A pesar de las llamas

La convulsionada Buenos Aires está vacía, gracias al mágico efecto de la desaparición que tiene Enero. El aire se respira mejor, pese a la odiosa humedad y el alza de la temperatura. Hasta bajo tierra, en el mismísimo infierno, se observan cambios. Aunque ese Enero, todo parecía seguir igual.
Salió de su casa como siempre, con el tiempo justo y el paso acelerado. Los movimientos, a una determinada altura, se vuelven automáticos y repetitivos. Ya estaba en el infierno, ese territorio tan hostil como desalmado. La demora no lo preocupaba demasiado. Preguntó a alguien que estaba a su lado si hacía mucho que esperaba. Cinco minutos fue la respuesta y la consabida queja de que siempre es lo mismo.

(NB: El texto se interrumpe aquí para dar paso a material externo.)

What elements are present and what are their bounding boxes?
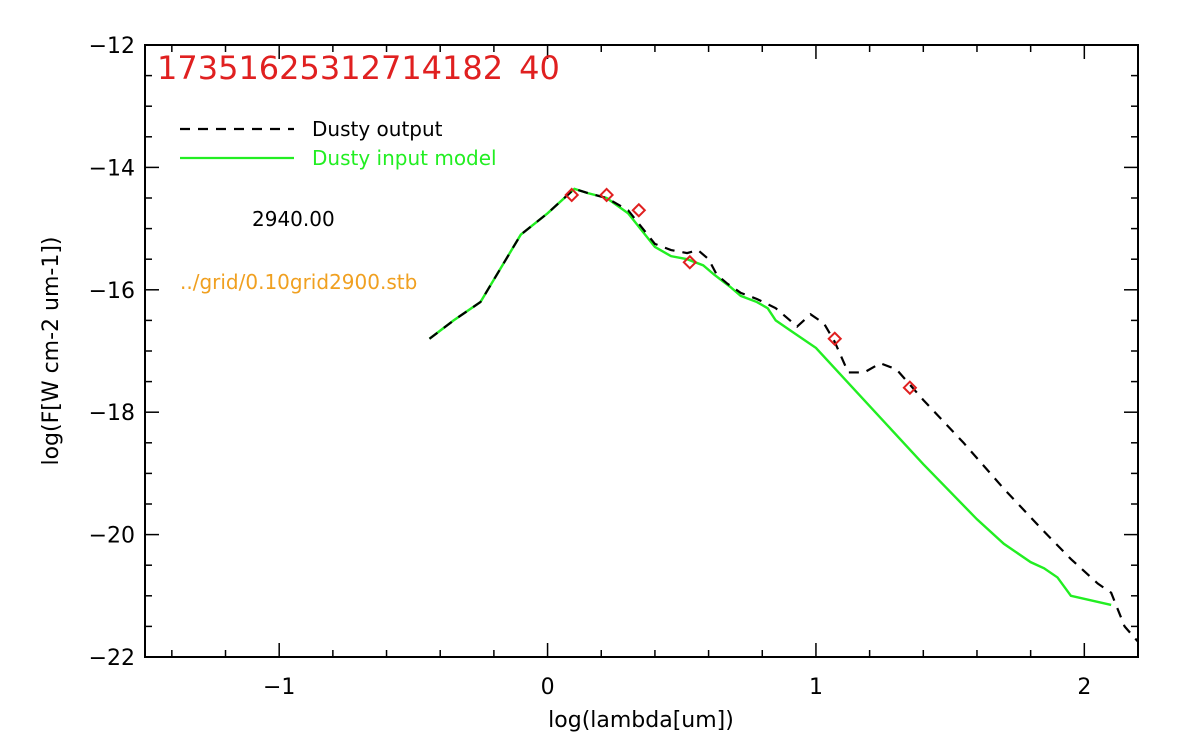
data-point-diamond <box>827 331 843 347</box>
y-tick-label: −16 <box>89 279 135 304</box>
temperature-annotation: 2940.00 <box>252 207 335 231</box>
axis-ticks <box>145 44 1139 658</box>
y-axis-title: log(F[W cm-2 um-1]) <box>39 236 64 465</box>
legend-input-label: Dusty input model <box>312 146 497 170</box>
legend-output-label: Dusty output <box>312 117 443 141</box>
y-tick-label: −14 <box>89 156 135 181</box>
grid-file-annotation: ../grid/0.10grid2900.stb <box>180 270 417 294</box>
series-layer <box>428 187 1139 643</box>
y-tick-label: −18 <box>89 401 135 426</box>
x-tick-label: 0 <box>541 675 555 700</box>
data-point-diamond <box>564 187 580 203</box>
data-point-diamond <box>599 187 615 203</box>
x-tick-label: 2 <box>1077 675 1091 700</box>
y-tick-label: −22 <box>89 646 135 671</box>
data-point-diamond <box>902 380 918 396</box>
y-tick-label: −12 <box>89 34 135 59</box>
data-point-diamond <box>631 202 647 218</box>
series-line-dusty-output <box>428 187 1139 643</box>
axis-tick-labels: −1 0 1 2 −22 −20 −18 −16 −14 −12 <box>89 34 1092 700</box>
series-line-dusty-input-model <box>428 187 1112 607</box>
x-tick-label: 1 <box>809 675 823 700</box>
source-id-label: 17351625312714182 40 <box>157 49 560 87</box>
y-tick-label: −20 <box>89 524 135 549</box>
plot-frame <box>144 44 1139 658</box>
x-axis-title: log(lambda[um]) <box>548 708 734 733</box>
data-point-diamond <box>682 254 698 270</box>
x-tick-label: −1 <box>263 675 295 700</box>
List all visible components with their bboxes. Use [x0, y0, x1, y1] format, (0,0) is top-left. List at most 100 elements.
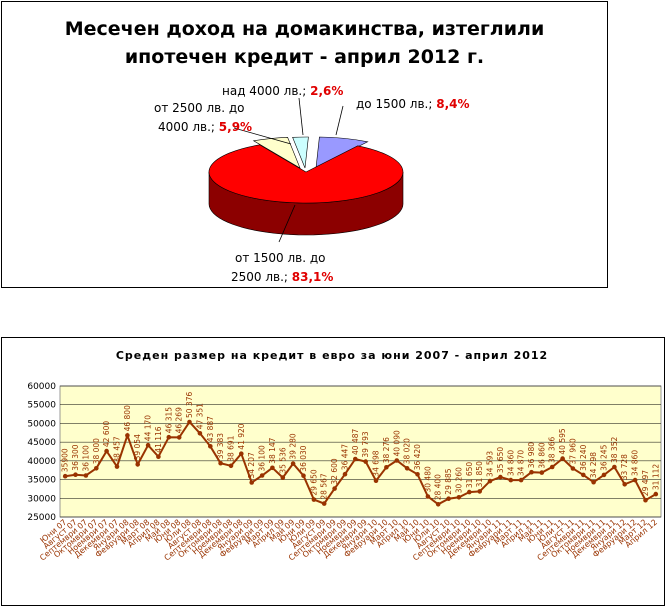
data-point: [570, 466, 576, 471]
slice-pct-under-1500: 8,4%: [436, 97, 470, 111]
slice-label-1500-2500-text: 2500 лв.;: [231, 270, 288, 284]
data-label: 40 595: [558, 428, 567, 454]
y-tick-label: 55000: [27, 401, 56, 411]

Él había llegado hace tres. No sería para tanto esta vez. Cuando abría el celular para chequear la hora, lo vio venir. Se sobresaltó como nunca. El subte venía incendiándose. Las llamaradas atravesaban todos los vagones y poseían una intensidad fulgurante. Un enloquecido griterío sacudía las entrañas. El conductor frenó. Quienes estaban en los andenes subieron. Él también. La superpoblación lo obligó a hacer un esfuerzo para entrar y amontonarse. Enseguida empezó a sentir el fuego en su cuerpo, un ardor inexplicable, jamás vivido. Creía que se iba a deshacer, que iba a verse consumido en instantes. Enseguida sería cenizas. No sólo él, sino todos. Sin embargo, absolutamente todos los pasajeros mantenían sus cuerpos imperturbables, sin rastros de heridas. Era un enjambre de gritos, que aturdía y reflejaba esa terrible sensación de estarse quemando, pero sin quemarse. El recorrido continuaba normalmente. Parecía un día más. Él sentía que no, muchos debían sentir lo mismo. Aunque en esos momentos, y a medida que las llamas no disminuían, la pregunta ineludible era: ¿sentía? Profundizando: ¿era capaz la maquinaria de la realidad de subyugarlo y hacerle perder la capacidad de sentir? ¿toda su vida se había vuelto una sucesión coordinada de repeticiones y automatismos?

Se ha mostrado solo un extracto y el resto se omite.